As the Baltimore Orioles gear up for the last months of the baseball season, the Baltimore Ravens are flexing their wings as the regular football season begins in September. For Baltimoreans, that means savoring their last bites of foot-long sausages at Camden Yards and getting ready for the Ravens’ tailgate parties at M&T Stadium.
Dennis Coates. (Brad Ziegler/UMBC)
For Dennis Coates, professor of economics, it is neither the beginning or ending of a season. As a sports economist, Coates lives and breathes sports 365 days a year. Sports economics is the study of everything that encompasses sports—player salaries, stadiums, major leagues, broadcasting and media rights—and how it all affects the fans and the larger economy. It’s that kind of passion that inspired him to organize the first sports economics conference at UMBC in 2024 and then again in 2025, and the reason why the North American Association of Sports Economists (NAASE) established an award in his and his long-time research partner, Brad R. Humphreys’ honor.
NAASE, of which Coates is a founding member, voted to establish the Coates-Humphreys NAASE Distinguished Research Award in honor of the decades of research and contributions Coates and Humphreys, the associate dean of academic affairs at the John Chambers College of Business and Economics at West Virginia University, have made to the field of sports economics.

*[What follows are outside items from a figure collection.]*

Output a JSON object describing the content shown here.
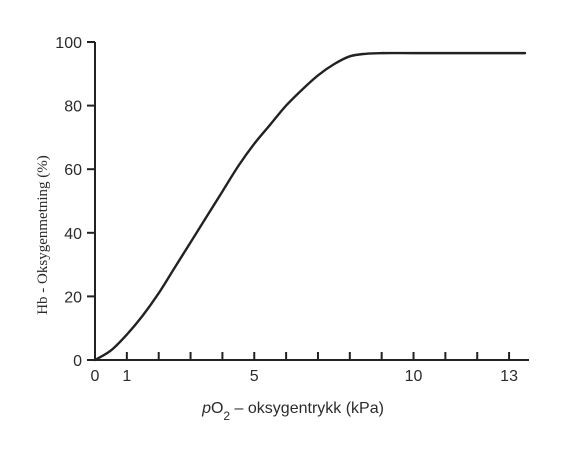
{
  "chart_data": {
    "type": "line",
    "title": "",
    "xlabel": {
      "prefix": "p",
      "main": "O",
      "subscript": "2",
      "suffix": " – oksygentrykk (kPa)"
    },
    "ylabel": "Hb - Oksygenmetning (%)",
    "xlim": [
      0,
      13.5
    ],
    "ylim": [
      0,
      100
    ],
    "x_ticks_labeled": [
      0,
      1,
      5,
      10,
      13
    ],
    "x_ticks_minor": [
      2,
      3,
      4,
      6,
      7,
      8,
      9,
      11,
      12
    ],
    "y_ticks": [
      0,
      20,
      40,
      60,
      80,
      100
    ],
    "grid": false,
    "series": [
      {
        "x": [
          0,
          0.5,
          1,
          1.5,
          2,
          2.5,
          3,
          3.5,
          4,
          4.5,
          5,
          5.5,
          6,
          6.5,
          7,
          7.5,
          8,
          8.5,
          9,
          10,
          11,
          12,
          13,
          13.5
        ],
        "y": [
          0,
          3,
          8,
          14,
          21,
          29,
          37,
          45,
          53,
          61,
          68,
          74,
          80,
          85,
          89.5,
          93,
          95.5,
          96.3,
          96.5,
          96.5,
          96.5,
          96.5,
          96.5,
          96.5
        ]
      }
    ],
    "colors": {
      "line": "#222222",
      "axis": "#222222",
      "text": "#2b2b2b"
    }
  }
}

We are excited to announce the creation of the Coates-Humphreys NAASE Distinguished Research Award, with Dennis Coates and Brad Humphreys as the inaugural winners. It will be given in odd-numbered years (the Hadley Award is given in even-numbered years). Congrats Brad & Dennis!

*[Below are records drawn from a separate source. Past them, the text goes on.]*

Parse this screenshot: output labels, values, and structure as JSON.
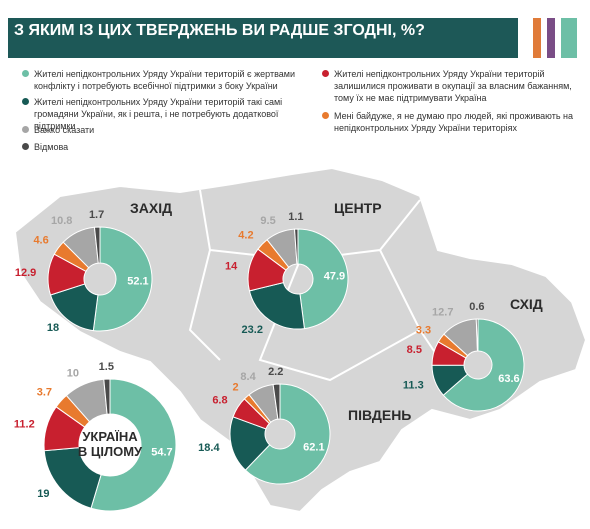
{
  "header": {
    "title": "З ЯКИМ ІЗ ЦИХ ТВЕРДЖЕНЬ ВИ РАДШЕ ЗГОДНІ, %?"
  },
  "legend": {
    "labels": [
      "Жителі непідконтрольних Уряду України територій є жертвами конфлікту і потребують всебічної підтримки з боку України",
      "Жителі непідконтрольних Уряду України територій такі самі громадяни України, як і решта, і не потребують додаткової підтримки",
      "Жителі непідконтрольних Уряду України територій залишилися проживати в окупації за власним бажанням, тому їх не має підтримувати Україна",
      "Мені байдуже, я не думаю про людей, які проживають на непідконтрольних Уряду України територіях",
      "Важко сказати",
      "Відмова"
    ],
    "colors": [
      "#6dbfa6",
      "#175a55",
      "#c8202f",
      "#e87a2e",
      "#a6a6a6",
      "#4a4a4a"
    ]
  },
  "chart_data": [
    {
      "type": "donut",
      "title": "ЗАХІД",
      "values": [
        52.1,
        18.0,
        12.9,
        4.6,
        10.8,
        1.7
      ]
    },
    {
      "type": "donut",
      "title": "ЦЕНТР",
      "values": [
        47.9,
        23.2,
        14.0,
        4.2,
        9.5,
        1.1
      ]
    },
    {
      "type": "donut",
      "title": "СХІД",
      "values": [
        63.6,
        11.3,
        8.5,
        3.3,
        12.7,
        0.6
      ]
    },
    {
      "type": "donut",
      "title": "ПІВДЕНЬ",
      "values": [
        62.1,
        18.4,
        6.8,
        2.0,
        8.4,
        2.2
      ]
    },
    {
      "type": "donut",
      "title": "УКРАЇНА В ЦІЛОМУ",
      "values": [
        54.7,
        19.0,
        11.2,
        3.7,
        10.0,
        1.5
      ]
    }
  ]
}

— NAASE (@NAASEcon) June 23, 2025
“NAASE’s executive committee is pleased to create this award to honor your distinguished scholarly records in sports economics, contributions to NAASE, including serving as presidents of the organization, extensive activities connecting NAASE to sports economics communities outside North America, and your service to the broader sports economics field,” wrote NAASE president E. Frank Stephenson, in the award letter. “The committee has also selected you as the inaugural winners.”
Brad Humphreys. (Image courtesy of Humphreys)
This year marks Coates’s 30th year teaching at UMBC and working with Humphreys, a former associate professor of economics at UMBC. Humphreys is currently a professor of economics at West Virginia University and associate dean of academic affairs and research. When Coates is not teaching Retrievers the ins and outs of sports economics, he edits the sports economics book series for Springer Publishing and serves as the editor of the Journal of Sports Economics. The journal publishes research in labor market research, labor-management relations, collective bargaining, wage determination, local public finance, and other fields related to the economics of sports. Humphreys is editor-in-chief of Contemporary Economic Policy, a general interest economics journal, and serves on the editorial boards of six sports economics research journals. In the last five years, Coates and Humphreys have co-authored six research papers ranging from topics on voting behavior in the NCAA, public policy toward professional sports stadiums, and the impact of professional sports stadiums on local economies.
“I was totally surprised by the creation of this award and that Brad and I were the first to receive it,” says Coates. “I am honored and humbled that my colleagues think so highly of me, my research, and my contribution to the discipline that they would create an award in my name.”